I am learning Scheme by 'Structure and Interpretation of Computer Programs'

In Chapter 1.3.2 Constructing Procedures Using lambda.

I understood lambda like this.

The value to match the lambda is written outside the parenthesis of the lambda.

((lambda (x) (+ x 4) 4) ; (x) is matched to 4, result is 8

But in SICP, another example code is different.

The code is :

(define (sum x y) (+ x y))

(define (pi-sum a b)
  (sum (lambda (x) (/ 1.0 (* x (+ x 3))))
        a
        (lambda (x) (+ x 4))
        b
         ))

(pi-sum 3 6)

I think if (lambda (x) (/ 1.0 (* x (+ x 3)))) want match to a, lambda and a must bound by parenthesis.

But in example code, don't use parenthesis.

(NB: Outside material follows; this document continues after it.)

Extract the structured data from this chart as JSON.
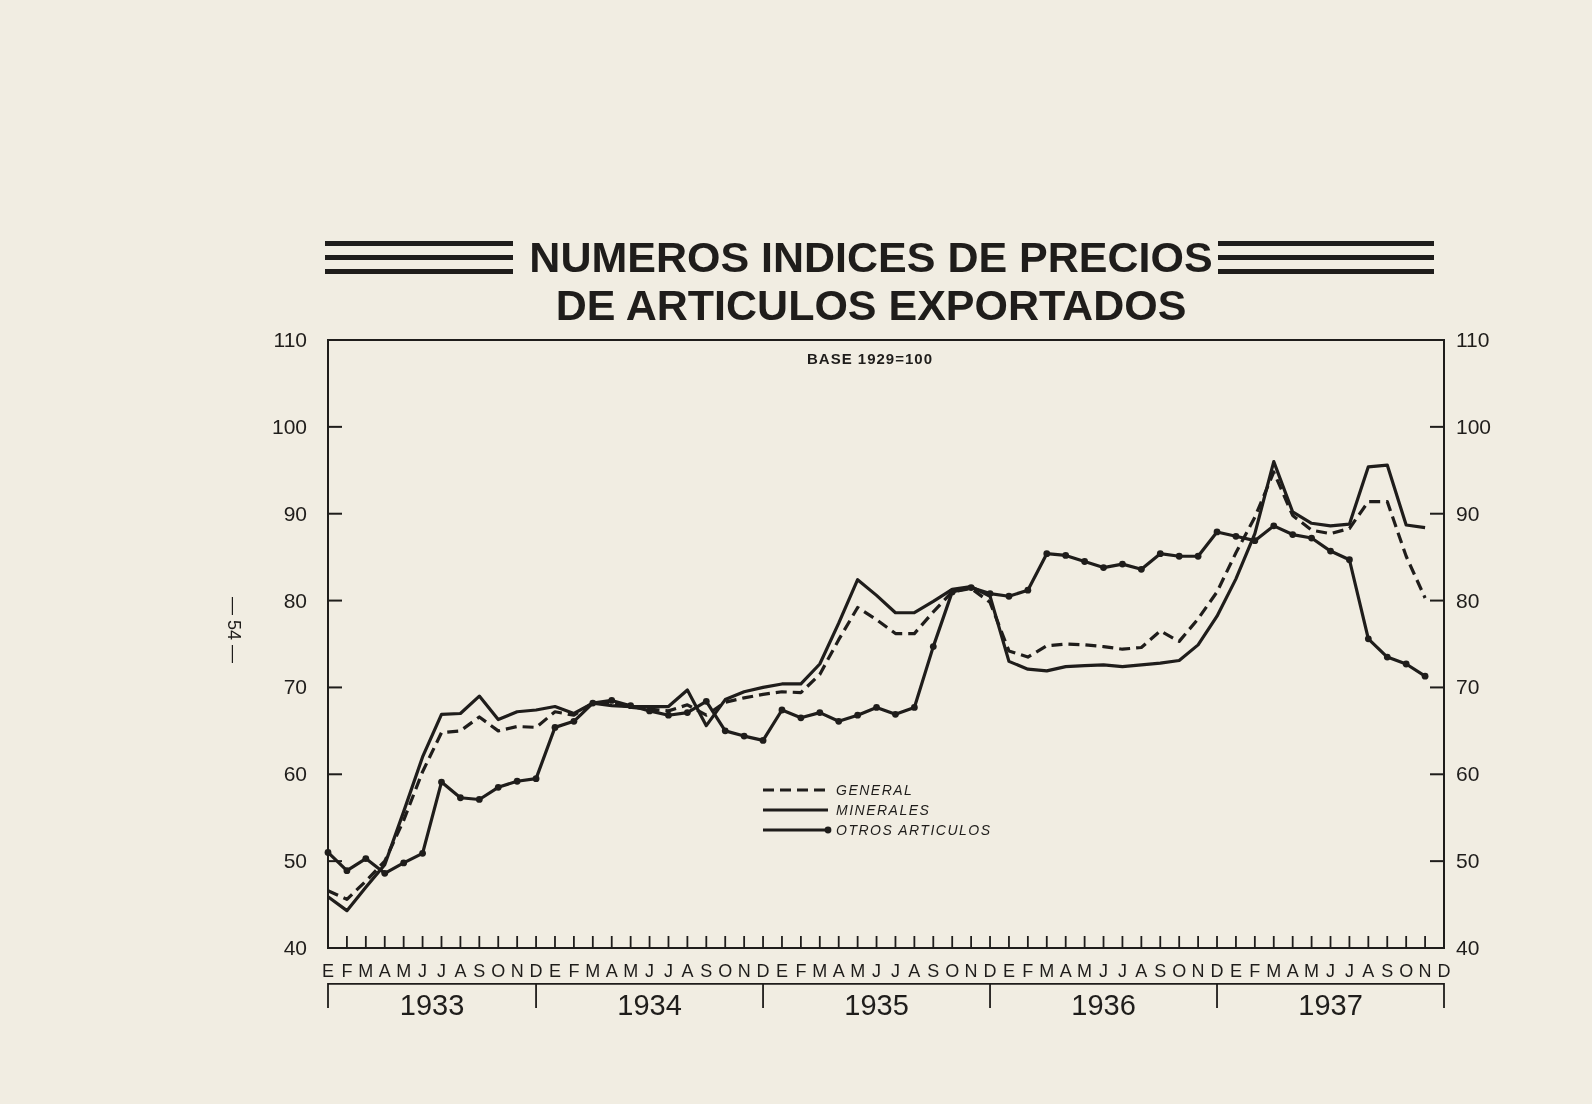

When I run this code, error is occurs.

error is this : 

***'sum: expects only 2 arguments, but found 4'***

When I use more parenthesis like this :

(define (sum x y) (+ x y))

(define (pi-sum a b)
  (sum ((lambda (x) (/ 1.0 (* x (+ x 3))))
        a)
        ((lambda (x) (+ x 4))
        b)
         ))

(pi-sum 2 6) ; result is 10.1

Code is run.

I'm confused because of SICP's example code.

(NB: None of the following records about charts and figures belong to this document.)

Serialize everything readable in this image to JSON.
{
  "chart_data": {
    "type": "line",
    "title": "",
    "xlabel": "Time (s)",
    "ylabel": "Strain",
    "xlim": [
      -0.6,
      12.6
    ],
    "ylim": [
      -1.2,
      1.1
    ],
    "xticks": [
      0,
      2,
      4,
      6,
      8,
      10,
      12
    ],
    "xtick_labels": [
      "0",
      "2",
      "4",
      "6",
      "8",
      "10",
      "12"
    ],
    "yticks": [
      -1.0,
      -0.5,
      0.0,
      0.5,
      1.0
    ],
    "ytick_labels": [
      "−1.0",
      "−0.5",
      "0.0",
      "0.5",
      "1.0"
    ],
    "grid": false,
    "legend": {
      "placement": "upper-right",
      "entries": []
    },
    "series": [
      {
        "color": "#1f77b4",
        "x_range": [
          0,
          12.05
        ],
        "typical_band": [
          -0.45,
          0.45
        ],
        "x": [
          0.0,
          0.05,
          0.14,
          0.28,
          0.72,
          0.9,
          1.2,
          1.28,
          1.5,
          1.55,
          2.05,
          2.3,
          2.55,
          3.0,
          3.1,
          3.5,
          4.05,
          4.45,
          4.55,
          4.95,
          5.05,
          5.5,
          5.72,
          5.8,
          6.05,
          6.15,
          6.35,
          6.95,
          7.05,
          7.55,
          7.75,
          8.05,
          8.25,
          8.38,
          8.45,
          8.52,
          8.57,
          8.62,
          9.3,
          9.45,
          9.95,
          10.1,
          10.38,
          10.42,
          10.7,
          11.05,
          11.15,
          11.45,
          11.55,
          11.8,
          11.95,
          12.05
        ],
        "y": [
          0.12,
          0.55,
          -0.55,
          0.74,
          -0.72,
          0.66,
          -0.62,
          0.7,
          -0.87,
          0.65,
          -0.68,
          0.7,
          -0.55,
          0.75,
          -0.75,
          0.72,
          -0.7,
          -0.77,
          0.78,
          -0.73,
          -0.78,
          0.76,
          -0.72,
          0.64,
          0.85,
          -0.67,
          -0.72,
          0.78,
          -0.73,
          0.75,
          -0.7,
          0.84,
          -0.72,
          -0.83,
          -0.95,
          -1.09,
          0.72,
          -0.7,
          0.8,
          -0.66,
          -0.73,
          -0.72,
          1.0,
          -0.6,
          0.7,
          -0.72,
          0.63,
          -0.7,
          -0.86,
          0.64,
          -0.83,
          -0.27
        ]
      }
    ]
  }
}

Am I right on the principle of lambda?

If I am right, why SICP write like that?

1
schemesicp

1 Answers

3
votes

It says to use the sum from 1.3.1. On page 77 (actually starting on 77 and ending on 78) it looks like this:

(define (sum term a next b)
  (if (> a b)
      0
      (+ (term a)
         (sum term (next a) next b))))

As you can see it looks a lot different from your sum that just adds two number together. You also had a typo in pi-sum:

(define (pi-sum a b)
  (sum (lambda (x) (/ 1.0 (* x (+ x 2)))) ; multiplied by 2, not 3!
       a
       (lambda (x) (+ x 4))
       b))

(* 8 (pi-sum 1 1000))
; ==> 3.139592655589783

So the point here is that you can pass lambdas instead of named procedures. Since (define (name . args) body ...) is just syntax sugar for (define name (lambda args body ...)) passing (lambda args body ...) instead of defining it and pass a name is just an equal refactoring.

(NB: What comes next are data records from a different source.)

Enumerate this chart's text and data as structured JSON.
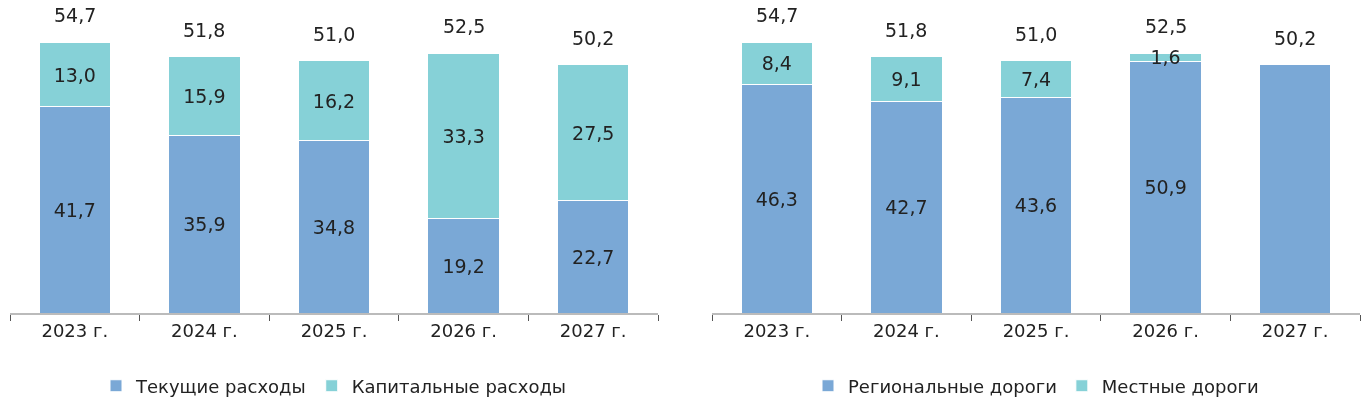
{
  "chart_data": [
    {
      "type": "bar",
      "stacked": true,
      "categories": [
        "2023 г.",
        "2024 г.",
        "2025 г.",
        "2026 г.",
        "2027 г."
      ],
      "legend": "bottom",
      "series": [
        {
          "name": "Текущие расходы",
          "color": "#7aa8d6",
          "values": [
            41.7,
            35.9,
            34.8,
            19.2,
            22.7
          ],
          "value_labels": [
            "41,7",
            "35,9",
            "34,8",
            "19,2",
            "22,7"
          ]
        },
        {
          "name": "Капитальные расходы",
          "color": "#86d1d7",
          "values": [
            13.0,
            15.9,
            16.2,
            33.3,
            27.5
          ],
          "value_labels": [
            "13,0",
            "15,9",
            "16,2",
            "33,3",
            "27,5"
          ]
        }
      ],
      "totals": [
        "54,7",
        "51,8",
        "51,0",
        "52,5",
        "50,2"
      ]
    },
    {
      "type": "bar",
      "stacked": true,
      "categories": [
        "2023 г.",
        "2024 г.",
        "2025 г.",
        "2026 г.",
        "2027 г."
      ],
      "legend": "bottom",
      "series": [
        {
          "name": "Региональные дороги",
          "color": "#7aa8d6",
          "values": [
            46.3,
            42.7,
            43.6,
            50.9,
            50.2
          ],
          "value_labels": [
            "46,3",
            "42,7",
            "43,6",
            "50,9",
            null
          ]
        },
        {
          "name": "Местные дороги",
          "color": "#86d1d7",
          "values": [
            8.4,
            9.1,
            7.4,
            1.6,
            null
          ],
          "value_labels": [
            "8,4",
            "9,1",
            "7,4",
            "1,6",
            null
          ]
        }
      ],
      "totals": [
        "54,7",
        "51,8",
        "51,0",
        "52,5",
        "50,2"
      ]
    }
  ]
}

Parentheses around a variable (+) or a lambda ((lambda args body ...)) calls whatever procedure the operator expression evaluates. It is not what you want since you pass procedures to be used by sum as an abstraction. sum can do multiplications or any number of things based on what you pass. in sum term is the procedure (lambda (x) (/ 1.0 (* x (+ x 2)))) and you see it calls it as apart of its code.